Thomas sourit — un sourire que la jeune femme devina, faute de pouvoir le voir.
— Vous êtes extraordinaires, dit-il doucement. Mais je vous ai réservé une surprise. Aujourd’hui, je porte un parfum qui devrait vous donner du fil à retordre. Voulez-vous essayer de le découvrir ?
Elle sentit son cœur effectuer une petite embardée. Une mise au défi. Un jeu. Et surtout… une attention qu’on ne lui accordait pas souvent.
Un peu timide, elle s’approcha.
D’abord, l’odeur familière du cuir de son blouson lui parvint, chaude, rassurante.
Puis son après-rasage — une note fraîche, propre, presque trop discrète, comme s’il avait choisi un produit qui n’imposait rien.
Enfin… son parfum.
Elle se concentra, laissant son esprit glisser dans ce monde invisible qu’elle percevait mieux que quiconque. Une note se détacha, profonde, vibrante, terrienne.
Du vétiver.
Un détail lui revint soudain : il avait prétendu ne pas connaître cet arbre.
Un mensonge.
Un petit.
Un volontaire.
Et pourtant, loin de la vexer, cela la troubla d’une manière qu’elle n’osa pas encore nommer.
Elle en devina les nuances boisées, terreuses, la pointe de noisette, le souffle fumé. Ce parfum n’était pas seulement agréable : il racontait quelque chose. Une complexité calme. Une douceur enracinée. Un homme qui ne se dévoile jamais entièrement d’un coup.
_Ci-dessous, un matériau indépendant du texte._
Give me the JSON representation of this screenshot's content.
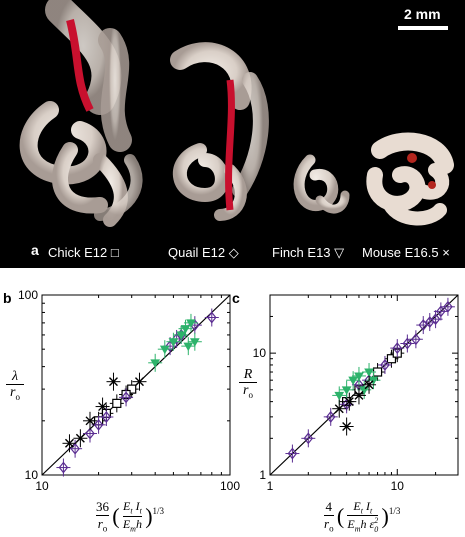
{
  "panel_a": {
    "letter": "a",
    "scale_bar": "2 mm",
    "species": [
      {
        "label": "Chick E12",
        "symbol": "□"
      },
      {
        "label": "Quail E12",
        "symbol": "◇"
      },
      {
        "label": "Finch E13",
        "symbol": "▽"
      },
      {
        "label": "Mouse E16.5",
        "symbol": "×"
      }
    ]
  },
  "panel_b": {
    "letter": "b",
    "ylabel_top": "λ",
    "ylabel_bottom": "r",
    "ylabel_bottom_sub": "o",
    "xlabel_coef": "36",
    "xlabel_r": "r",
    "xlabel_r_sub": "o",
    "xlabel_num": "E",
    "xlabel_num_sub": "t",
    "xlabel_num2": "I",
    "xlabel_num2_sub": "t",
    "xlabel_den": "E",
    "xlabel_den_sub": "m",
    "xlabel_den2": "h",
    "xlabel_exp": "1/3",
    "tick_labels": {
      "x": [
        "10",
        "100"
      ],
      "y": [
        "10",
        "100"
      ]
    }
  },
  "panel_c": {
    "letter": "c",
    "ylabel_top": "R",
    "ylabel_bottom": "r",
    "ylabel_bottom_sub": "o",
    "xlabel_coef": "4",
    "xlabel_r": "r",
    "xlabel_r_sub": "o",
    "xlabel_num": "E",
    "xlabel_num_sub": "t",
    "xlabel_num2": "I",
    "xlabel_num2_sub": "t",
    "xlabel_den": "E",
    "xlabel_den_sub": "m",
    "xlabel_den2": "h ε",
    "xlabel_den2_sup": "2",
    "xlabel_den2_sub": "0",
    "xlabel_exp": "1/3",
    "tick_labels": {
      "x": [
        "1",
        "10"
      ],
      "y": [
        "1",
        "10"
      ]
    }
  },
  "colors": {
    "chick": "#000000",
    "quail": "#5a2d91",
    "finch": "#2db36b",
    "mouse": "#000000",
    "gut_red": "#c8102e"
  },
  "chart_data": [
    {
      "type": "scatter",
      "panel": "b",
      "xscale": "log",
      "yscale": "log",
      "xlim": [
        10,
        100
      ],
      "ylim": [
        10,
        100
      ],
      "reference_line": "y = x",
      "series": [
        {
          "name": "Chick E12",
          "marker": "square",
          "color": "#000000",
          "points": [
            [
              20,
              20
            ],
            [
              22,
              22
            ],
            [
              25,
              25
            ],
            [
              30,
              30
            ],
            [
              28,
              28
            ]
          ]
        },
        {
          "name": "Quail E12",
          "marker": "diamond",
          "color": "#5a2d91",
          "points": [
            [
              13,
              11
            ],
            [
              15,
              14
            ],
            [
              18,
              17
            ],
            [
              20,
              19
            ],
            [
              22,
              21
            ],
            [
              28,
              27
            ],
            [
              48,
              52
            ],
            [
              52,
              57
            ],
            [
              55,
              60
            ],
            [
              65,
              68
            ],
            [
              80,
              75
            ]
          ]
        },
        {
          "name": "Finch E13",
          "marker": "triangle-down",
          "color": "#2db36b",
          "points": [
            [
              40,
              42
            ],
            [
              45,
              50
            ],
            [
              50,
              55
            ],
            [
              55,
              60
            ],
            [
              58,
              65
            ],
            [
              60,
              52
            ],
            [
              62,
              70
            ],
            [
              65,
              55
            ]
          ]
        },
        {
          "name": "Mouse E16.5",
          "marker": "x",
          "color": "#000000",
          "points": [
            [
              14,
              15
            ],
            [
              16,
              16
            ],
            [
              18,
              20
            ],
            [
              21,
              24
            ],
            [
              24,
              33
            ],
            [
              33,
              33
            ]
          ]
        }
      ]
    },
    {
      "type": "scatter",
      "panel": "c",
      "xscale": "log",
      "yscale": "log",
      "xlim": [
        1,
        30
      ],
      "ylim": [
        1,
        30
      ],
      "reference_line": "y = x",
      "series": [
        {
          "name": "Chick E12",
          "marker": "square",
          "color": "#000000",
          "points": [
            [
              4,
              4
            ],
            [
              5,
              5
            ],
            [
              7,
              7
            ],
            [
              9,
              9
            ],
            [
              10,
              10
            ]
          ]
        },
        {
          "name": "Quail E12",
          "marker": "diamond",
          "color": "#5a2d91",
          "points": [
            [
              1.5,
              1.5
            ],
            [
              2,
              2
            ],
            [
              3,
              3
            ],
            [
              4,
              3.8
            ],
            [
              5,
              5.5
            ],
            [
              6,
              6
            ],
            [
              8,
              8
            ],
            [
              10,
              11
            ],
            [
              12,
              12
            ],
            [
              14,
              13
            ],
            [
              16,
              17
            ],
            [
              18,
              18
            ],
            [
              20,
              19
            ],
            [
              22,
              22
            ],
            [
              25,
              24
            ]
          ]
        },
        {
          "name": "Finch E13",
          "marker": "triangle-down",
          "color": "#2db36b",
          "points": [
            [
              3.5,
              4.5
            ],
            [
              4,
              5
            ],
            [
              4.5,
              6
            ],
            [
              5,
              6.5
            ],
            [
              5.5,
              5
            ],
            [
              6,
              7
            ],
            [
              6.5,
              6
            ]
          ]
        },
        {
          "name": "Mouse E16.5",
          "marker": "x",
          "color": "#000000",
          "points": [
            [
              3.5,
              3.5
            ],
            [
              4,
              2.5
            ],
            [
              4.2,
              4
            ],
            [
              5,
              4.5
            ],
            [
              6,
              5.5
            ]
          ]
        }
      ]
    }
  ]
}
Elle sentit ses joues chauffer.
Elle comprit.
Elle était déjà un peu amoureuse.
Ils reprirent leur promenade, comme si de rien n’était, mais chaque pas semblait désormais chargé d’une électricité légère. Arrivés à la fameuse branche dangereuse, elle la frôla du bout des doigts — un rappel du secret qu’ils partageaient. Puis ils gagnèrent les écuries. Elle scella son cheval et partit, laissant Thomas retourner à ses tâches de majordome.
Le lendemain, comme une ritournelle douce-amère, elle passa sous ses fenêtres pour vérifier que rien n’entraverait sa promenade. Évidemment, la branche n’avait pas été coupée.
Évidemment, Thomas l’attendait.
Et évidemment, le manège se répéta : un nouveau parfum, un nouvel instant suspendu, une nouvelle connivence.
Un rituel naissant.
La complicité devint habitude, l’habitude devint attente, et l’attente devint désir.
Comme si tout avait été écrit depuis leur première rencontre, et qu’ils n’avaient fait, depuis, que suivre le parfum du destin.
Au fil des jours, Loreto avait réussi à la séduire, mais la possibilité qu’elle soit la tueuse de Kayak lui parut de moins en moins évident. Il pouvait lui faire l’amour ou la quitter avec pertes et fracas afin d’en observer les conséquences, mais il hésitait.
Derrière la quiétude fragile que Loreto affichait, un malaise insidieux commença à le ronger. Ce n’était pas d’avoir manipulé Élisabeth — il connaissait trop bien les zones grises de son métier pour s’en troubler. Non, ce qui l’assaillait, ce qui se frayait un chemin jusque dans sa poitrine, c’était une inquiétude réelle, profonde, presque viscérale : Hybris.
L’homme était discret, certes, mais jamais silencieux à ce point-là. Ce mutisme n’était pas normal. Pas pour lui.
Une seule solution, allez chez lui et vérifier une théorie qui voudrait que la demeure d’Hybris avait des yeux et des oreilles.